O injustiçado*
O empresário Wesley Batista, sócio da JBS, se sente
injustiçado. A julgar pelo que disse em depoimento aos integrantes das
Comissões Parlamentares de Inquérito da JBS e do BNDES, Wesley pretendia ser
considerado um herói nacional por ter delatado políticos em geral, e sugeriu
que sua atual situação – está preso e seu acordo de delação foi suspenso – se
deve ao fato de que o Brasil, confrontado com a realidade da corrupção, preferiu
punir quem a expôs, e não os corruptos.
Tal desfaçatez só se tornou possível graças ao discurso
salvacionista de uma parte do Ministério Público e do Judiciário, gente que se
organizou numa força-tarefa disposta a denunciar todos os políticos como
ladrões e o atual Congresso como a representação do mal. Esperto, Wesley –
assim como já havia feito seu irmão Joesley – entreviu ali a oportunidade de
reivindicar um lugar nessa hoste moralista, transformando-se de criminoso
confesso em campeão da justiça.
“Obrigado pela oportunidade. Senhores congressistas,
gostaria, antes de mais nada, de aproveitar essa oportunidade para dizer que
não me arrependo de ter decidido colaborar com a Justiça brasileira”, disse
Wesley no início de seu depoimento, que se resumiu a esse pronunciamento, pois
se recusou a responder às perguntas. Já ali ficava claro o tom do resto do
discurso, em que o empresário se comportou como sofrido mártir da luta
anticorrupção.
Primeiro, Wesley afirmou que “não é uma decisão fácil”

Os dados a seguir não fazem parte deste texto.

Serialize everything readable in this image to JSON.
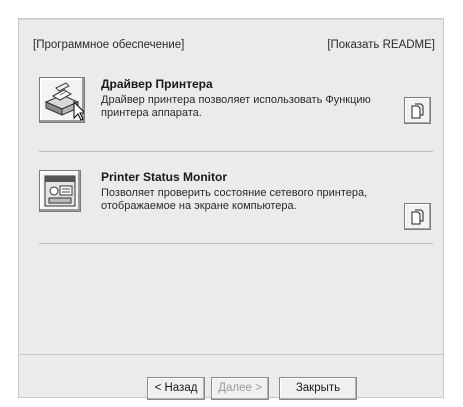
{
  "header": {
    "software_link": "[Программное обеспечение]",
    "readme_link": "[Показать README]"
  },
  "items": [
    {
      "title": "Драйвер Принтера",
      "description": "Драйвер принтера позволяет использовать Функцию принтера аппарата.",
      "icon": "printer-icon"
    },
    {
      "title": "Printer Status Monitor",
      "description": "Позволяет проверить состояние сетевого принтера, отображаемое на экране компьютера.",
      "icon": "status-monitor-icon"
    }
  ],
  "footer": {
    "back_label": "< Назад",
    "next_label": "Далее >",
    "close_label": "Закрыть"
  }
}
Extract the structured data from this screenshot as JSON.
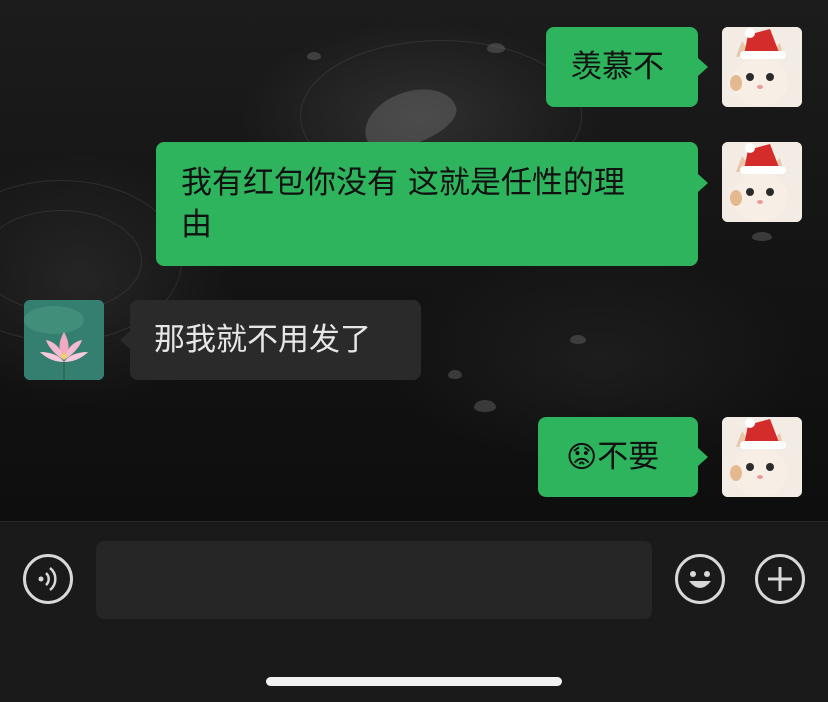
{
  "conversation": {
    "messages": [
      {
        "sender": "me",
        "avatar": "cat-with-santa-hat",
        "text": "羡慕不"
      },
      {
        "sender": "me",
        "avatar": "cat-with-santa-hat",
        "line1": "我有红包你没有 这就是任性的理",
        "line2": "由"
      },
      {
        "sender": "other",
        "avatar": "lotus-flower",
        "text": "那我就不用发了"
      },
      {
        "sender": "me",
        "avatar": "cat-with-santa-hat",
        "emoji": "😟",
        "text": "不要"
      }
    ]
  },
  "input_bar": {
    "voice_icon": "voice-icon",
    "emoji_icon": "emoji-icon",
    "plus_icon": "plus-icon",
    "text_value": ""
  },
  "colors": {
    "my_bubble": "#2db45c",
    "their_bubble": "#2a2a2a",
    "background": "#111111"
  }
}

tornar-se delator. “Não tínhamos noção do quanto isso afetaria nossa vida, de
nossa família e de nossos filhos”, declarou o empresário, acrescentando que
sentiu medo e solidão. É como se a delação fosse um ato de coragem, e não a
consequência de um acordo em que o delator busca reduzir a pena por crimes que
confessa e, no caso dos irmãos Batista, os crimes somam mais de duas centenas,
mas, graças à incrível benevolência do então procurador-geral da República,
Rodrigo Janot, os empresários, de início, escaparam de qualquer punição em
troca do que disseram.
Wesley está preso desde setembro sob acusação de usar
informação privilegiada para ganhar dinheiro no mercado – e a informação
privilegiada que detinha era justamente a delação que ele e o irmão haviam
feito, cujo conteúdo, envolvendo o presidente Michel Temer, uma vez vazado para
a imprensa, causou tumulto nas bolsas. Além disso, seu acordo de colaboração
foi suspenso porque surgiram evidências de que os delatores haviam omitido
informações em seus depoimentos. Diante desses dissabores – que incluem ainda a
prisão de Joesley –, Wesley afirmou que, agora, descobriu que a delação “é um
processo imprevisível e inseguro para quem decide colaborar”. A queixa mostra
que o empresário realmente apostava na prometida impunidade. Mas ele
acrescentou que, apesar dos percalços, continua “acreditando na Justiça
brasileira”, isso é, ainda espera ganhar a liberdade que julga merecer por se
considerar parte da cruzada contra a corrupção.
“Acredito que estamos vivendo agora um imenso retrocesso
daquilo que esperávamos ser um profundo processo de transformação do nosso
país”, discursou Wesley, confirmando sua expectativa de ser reconhecido não
como um simples delator, mas como um dos protagonistas desse “processo de
transformação”. Foi então que, para pasmo geral, ele denunciou a injustiça de
que estaria sendo vítima: “As delações dos últimos anos fizeram o País se olhar
no espelho, mas, como ele não gostou do que viu, o resultado tem sido este:
colaboradores presos e delatados soltos”.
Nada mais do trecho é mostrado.